9 de novembro de 2005

Primeira pessoa do singular ou do plural?

“Será que dá para um sofá? Dá, dáá, dáá… e aquela viagem ao Brasil? Dá, dáá, dáá…”. O dedo corre automaticamente para o botão para mudar o posto.
- Onde queres que te deixe?
- Deixa-me ali na estação, mais ali à frente…
- Então não vens comigo?
- Dá-me mais jeito ficar aqui, até logo.
O pensamento solta-se tão depressa como o corpo do carro e a porta fecha-se. Quase até que passa das sinapses ás cordas vocais. Ar fresco! O caminho hoje é feito a pé, caminhar é sempre bom, dar uma volta na própria companhia. Esta decisão está a ser difícil, as coisas não são rosas e ainda por cima já estou farto de estar sempre a lavar louça! Perco tempo a fazer comida, arroz, bifes, esparguete, alho daqui, cebola dali, margarina, já sabes – mal passado! Nunca está nada bem. Este vento sabe bem… nunca, nada, que palavras fortes. É difícil, custa, gostava de ter isto e aquilo, aqueles têm aquilo… ás tantas os carros apitam. O pensamento fez o corpo desaguar no meio do trânsito.
- Epá, ‘tás drogado ó quê? Estes gajos que se metem na passa… – primeira a fundo e lá vão eles à procura de outro problema.

“De 400 a 5000 euros peça o que quiser…”
– Estes gajos dão dinheiro em barda – desviando o olhar da televisão – ‘Tão pá acorda! Que é que me querias contar?
– Ah, nada demais, só para saber como andas…
– Eu sempre na mesma – uma testa que se franze e um sobrolho que se dobra – e tu puto?
– Estou bem, um pouco dessintonizado.
Uma gargalhada sincera. O galão leva uma sopradela que lhe desvia a espuma e o vapor que dele sai ganha o sentido do sopro, voltando de seguida ao seu calmo rumo. Os olhos fixam o menisco e o copo fica com um golo a menos.
– Isso é o que se diz quando não se quer contar o problema.
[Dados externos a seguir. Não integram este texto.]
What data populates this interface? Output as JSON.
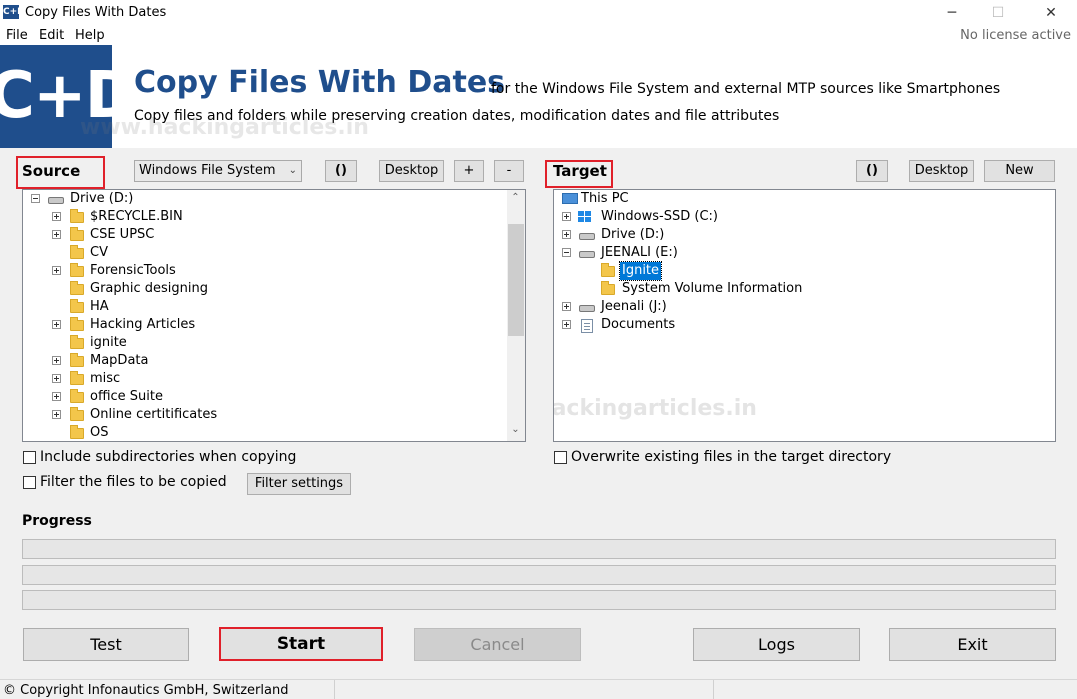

Tu lá sabes.
– Já viste aquela ali? Era cá uma baleia na secundária… olha lá agora! – Pá, ó vidraças, e se fosses ver se eu estou ali na esquina? Estamos aqui os dois para tentar sintonizar o tipo e tu só com merdas!
– Mas há algum problema?

“É só ligar e em 24h tem o dinheiro na sua conta…” – a voz fica robótica e dilui-se em ruído. O dedo vai atingindo aleatoriamente os botões do rádio sem resultado.
– Até o rádio não funciona? Mas será que alguma coisa funciona na minha vida? – o rádio recebe um murro abafado. Os olhos brilham mais, dir-se-ia que molhados. O pensamento é confuso. Não é arrependimento mas antes um tapete que sai debaixo dos pés, o que já não aparece feito… É sempre melhor pensar que há anões mágicos que fazem com que tudo apareça feito, ao bom estilo da fada dos dentes. Eu faço um esforço, ele também, mas parece que não chega… O que será que falta? Será que falta? Não temos vida para isto, parece que era tudo mais fácil antes!
As buzinas e os sinais de luzes fazem lembrar que o sinal deixou de estar vermelho.
– Ele tem de me ajudar…

“Quem tem pode, você também pode ter tudo o que quer, basta ligar…”
– Então mas conta lá como é a vida de casado…
– É baril, não é muito diferente. Até é melhor, é um jogo mais difícil.
Jogo mais difícil, mas o casamento é um jogo mais difícil? A pausa faz crescer a curiosidade.
– A nossa casa tem aspiração central, é porreiro, é mais fácil de limpar, a minha avó diz que é muito melhor! – A curiosidade não foi saciada.
– Mas a tua avó é que aspira? Por isso é que é um jogo difícil? – um pouco de ingenuidade escandalosamente forçada parece resultar com pessoas que se têm em boa conta.
– Achas que aspirar é um jogo? Lembras-te da minha despedida de solteiro? – um aceno de cabeça com os olhos fixos sem pestanejar cataliza o diálogo.
– Pois é. Então posso dizer que desde então faço Lisboa Badajoz em menos de três horas!
Bateu e fez ricochete com alguma violência.
– Mas a tua despedida foi naquele strip club ranhoso!? Que é que tem isso a ver com Badajoz? – talvez caramelos!
– Isso amigo foi a oficial, a “off the record” – os dedinhos fazendo as aspas e o sorriso de canto de boca empregues como elementos cénicos dando corpo à cena – passou pelo outro lado da fronteira! Quarenta euricos e pau… do bom e do melhor, e ainda me passa uma jola pelo estreito! Um gajo que se sabe cuidar! – e acompanhou a frase mantendo o sorriso e descendo as mãos paralelamente ao tronco, um elemento cénico normalmente interpretado como reforço de alguém que se cuida, que pensa em si!
Acho que o sorriso não conseguiu sair como era pretendido mas com a mesma ingenuidade escandalosamente forçada a corda foi esticada.
– Então e planos futuros? – a voz não conseguiu ser verdadeira.
– Amigo, agora venham os miúdos! Mas já chega de falar de mim! Fala-me de ti. Pelo teu telefonema parecias precisar duns conselhos…
Há frases que fazem um ser humano levantar-se como uma mola de esferográfica pressionada entre os dedos.
– Olha-me só as horas, tenho de ir fazer o jantar, hoje chegamos tarde a casa. Um abraço.
– OK. Já sabes que podes contar comigo – desta vez o elemento cénico foi o polegar para cima. Que raio quer isso dizer?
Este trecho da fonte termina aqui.